For decades, School Hill was the center of life in Newark’s African-American community that surrounded New London Road and Cleveland Avenue. Children from the neighborhood were educated at the New London Road School, and its grounds were used for everything from athletic events to social gatherings.

Now, the neighborhood is all but gone – a casualty of changing times and development catering to university students – but for one day on Saturday, School Hill was once again the center of activity, not just for former residents of the neighborhood but for the broader Newark community.

“Right there in that building is where it all started,” former resident Conway Hayman said, pointing to the old school, which is now owned by the city and serves as the George Wilson community center. “It’s great to be home.”

Hayman went to the New London Road School for his early education, and after schools were desegregated, he attended Newark High School, where he became a star of the football team. He went on to be a star lineman at the University of Delaware and ultimately played six seasons for the Houston Oilers. He still lives in Houston.

“It’s always good to come home and see people,” he said. “Newark is my home, and it’s always going to be a place I love.”

Hayman was among dozens of former residents who returned to School Hill for Saturday’s event, which served as both a reunion for the families who once lived in the close-knit neighborhood and a broader celebration aimed at sharing and promoting the community’s legacy.

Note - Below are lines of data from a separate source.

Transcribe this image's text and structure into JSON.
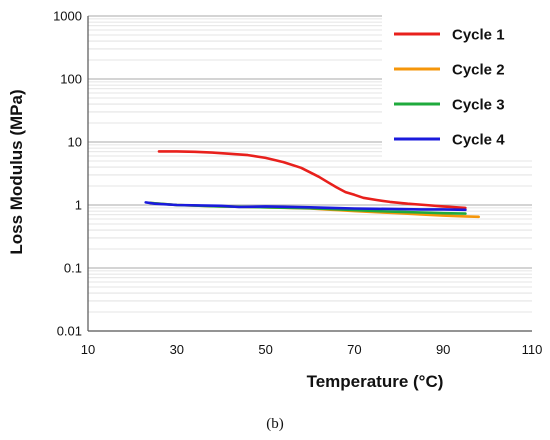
{
  "caption": "(b)",
  "chart_data": {
    "type": "line",
    "xlabel": "Temperature (°C)",
    "ylabel": "Loss Modulus (MPa)",
    "xlim": [
      10,
      110
    ],
    "x_ticks": [
      10,
      30,
      50,
      70,
      90,
      110
    ],
    "ylim": [
      0.01,
      1000
    ],
    "y_scale": "log",
    "y_ticks": [
      0.01,
      0.1,
      1,
      10,
      100,
      1000
    ],
    "y_tick_labels": [
      "0.01",
      "0.1",
      "1",
      "10",
      "100",
      "1000"
    ],
    "grid": true,
    "legend_position": "top-right",
    "series": [
      {
        "name": "Cycle 1",
        "color": "#e8201c",
        "x": [
          26,
          30,
          34,
          38,
          42,
          46,
          50,
          54,
          58,
          60,
          62,
          64,
          66,
          68,
          70,
          72,
          75,
          78,
          82,
          86,
          90,
          95
        ],
        "y": [
          7.1,
          7.1,
          7.0,
          6.8,
          6.5,
          6.2,
          5.6,
          4.8,
          3.9,
          3.3,
          2.8,
          2.3,
          1.9,
          1.6,
          1.45,
          1.3,
          1.2,
          1.12,
          1.05,
          1.0,
          0.95,
          0.9
        ]
      },
      {
        "name": "Cycle 2",
        "color": "#f5960a",
        "x": [
          24,
          30,
          40,
          50,
          60,
          65,
          70,
          75,
          80,
          85,
          90,
          95,
          98
        ],
        "y": [
          1.08,
          1.0,
          0.95,
          0.92,
          0.88,
          0.84,
          0.8,
          0.77,
          0.74,
          0.71,
          0.68,
          0.66,
          0.65
        ]
      },
      {
        "name": "Cycle 3",
        "color": "#1faa3c",
        "x": [
          24,
          30,
          40,
          50,
          60,
          65,
          70,
          75,
          80,
          85,
          90,
          95
        ],
        "y": [
          1.08,
          1.0,
          0.95,
          0.92,
          0.89,
          0.86,
          0.83,
          0.8,
          0.78,
          0.76,
          0.74,
          0.73
        ]
      },
      {
        "name": "Cycle 4",
        "color": "#1a1adc",
        "x": [
          23,
          25,
          30,
          40,
          44,
          50,
          60,
          65,
          70,
          75,
          80,
          85,
          90,
          95
        ],
        "y": [
          1.1,
          1.05,
          1.0,
          0.97,
          0.93,
          0.95,
          0.92,
          0.9,
          0.88,
          0.87,
          0.86,
          0.85,
          0.85,
          0.84
        ]
      }
    ]
  }
}
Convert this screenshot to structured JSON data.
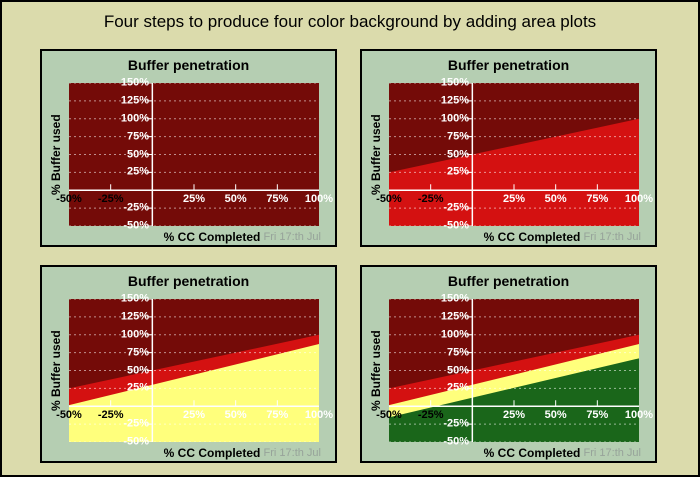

Sponsored by Friends of School Hill and the city of Newark, the event featured free food, music by several local groups and a display of old photos. Historian and former resident Syl Woolford gave a presentation featuring old yearbook photos, which drew a number of cheers from audience members who recognized themselves or family members.

Organizers hope the celebration becomes an annual event.

“Without this community, Newark wouldn’t be the city it is today,” Mayor Jerry Clifton said. “This is what we should be celebrating.”

The community traces its roots back to 1786, when free black families settled near New London Road. At some point, the area was designated as the only place black families could live in Newark, Woolford said, noting that, not coincidentally, the area was near the town dump.

The first school opened on Cleveland Avenue shortly after the Civil War, and the building that is now the George Wilson Center was built in 1922, one of a number of black schools funded by Pierre. S. duPont.

The community continued expanding in response to racial segregation elsewhere in Newark, and it eventually was home to a number of businesses, including a barbershop, a gas station, a pool hall, a convenience store, hair salons, an ice cream parlor and more.

“It was a close-knit family,” former resident Sandra Draper said. “Everybody helped everybody else.”

She shared fond memories of church services, Sunday school and vacation bible school at the community’s three churches – Mt. Zion, St. John’s and Pilgrim Baptist – as well as playing outside with other neighborhood children.

“The children were taught to respect your elders. If you were doing something you had no business doing, anybody could chastise you and steer you in the right direction. By the time you got home, your parents knew about it, and you never did it again,” Draper said. “Back then, a village did raise a child.”

Neighbors treated each other like family, she added.

“Parents would sit on the porch, catch up on the news and maybe gossip a little,” she said. “It was just a good time.”

Another former resident, Sandra Marrows, concurred.

“We learned from this community and had each others’ backs,” Marrows said. “It was our own community, and we were self-sufficient.”

Most students from the community attended Howard High School in Wilmington after aging out of the New London Road School, but that changed in 1954, when Newark High School was desegregated as a result of the Supreme Court’s Brown vs. Board decision. The New London Road School closed four years later.

Woolford said the community began to change after schools were desegregated and many of the community’s businesses closed once black residents were welcome at businesses on Main Street and elsewhere.

In the 1960s, the area was rezoned from single-family housing to multi-family housing, opening the door for developers to buy up houses and convert them into student housing, Woolford said. That trend has continued though recent years, and the neighborhood is almost entirely occupied by students, many living in large, modern townhouses that have replaced the old homes.

“The community would have held together if it hadn’t been a gold rush,” said Woolford, who resisted lucrative offers for years but finally sold his property at the corner of Cleveland Avenue and New London Road five years ago.

While the loss of the neighborhood continues to be a source of pain for many former residents, Freeman Williams, who helped organize Saturday’s event, said he hopes the celebration changes the tone of the conversation.

“It’s really focusing on a new beginning,” said Williams, who grew up on Kennard Drive and went on to serve as superintendent of the Christina School District. “We’re not focusing on the fact the community doesn’t exist in the way it has in the past but really trying to network and focus on the historical context of the community.”

Williams estimated that the event drew more than 400 people, including former residents as well as other Newarkers getting their first introduction to the neighborhood’s legacy.

As she addressed the crowd, Draper reiterated that the New London Road community still has an important story to tell.

“I just want you to know this neighborhood was very close-knit. Lots of good people came from this neighborhood,” Draper said. “The neighborhood has changed, but in spite of it all, we go on and remember where we came from and we’re going to continue to lift up those who come after us.”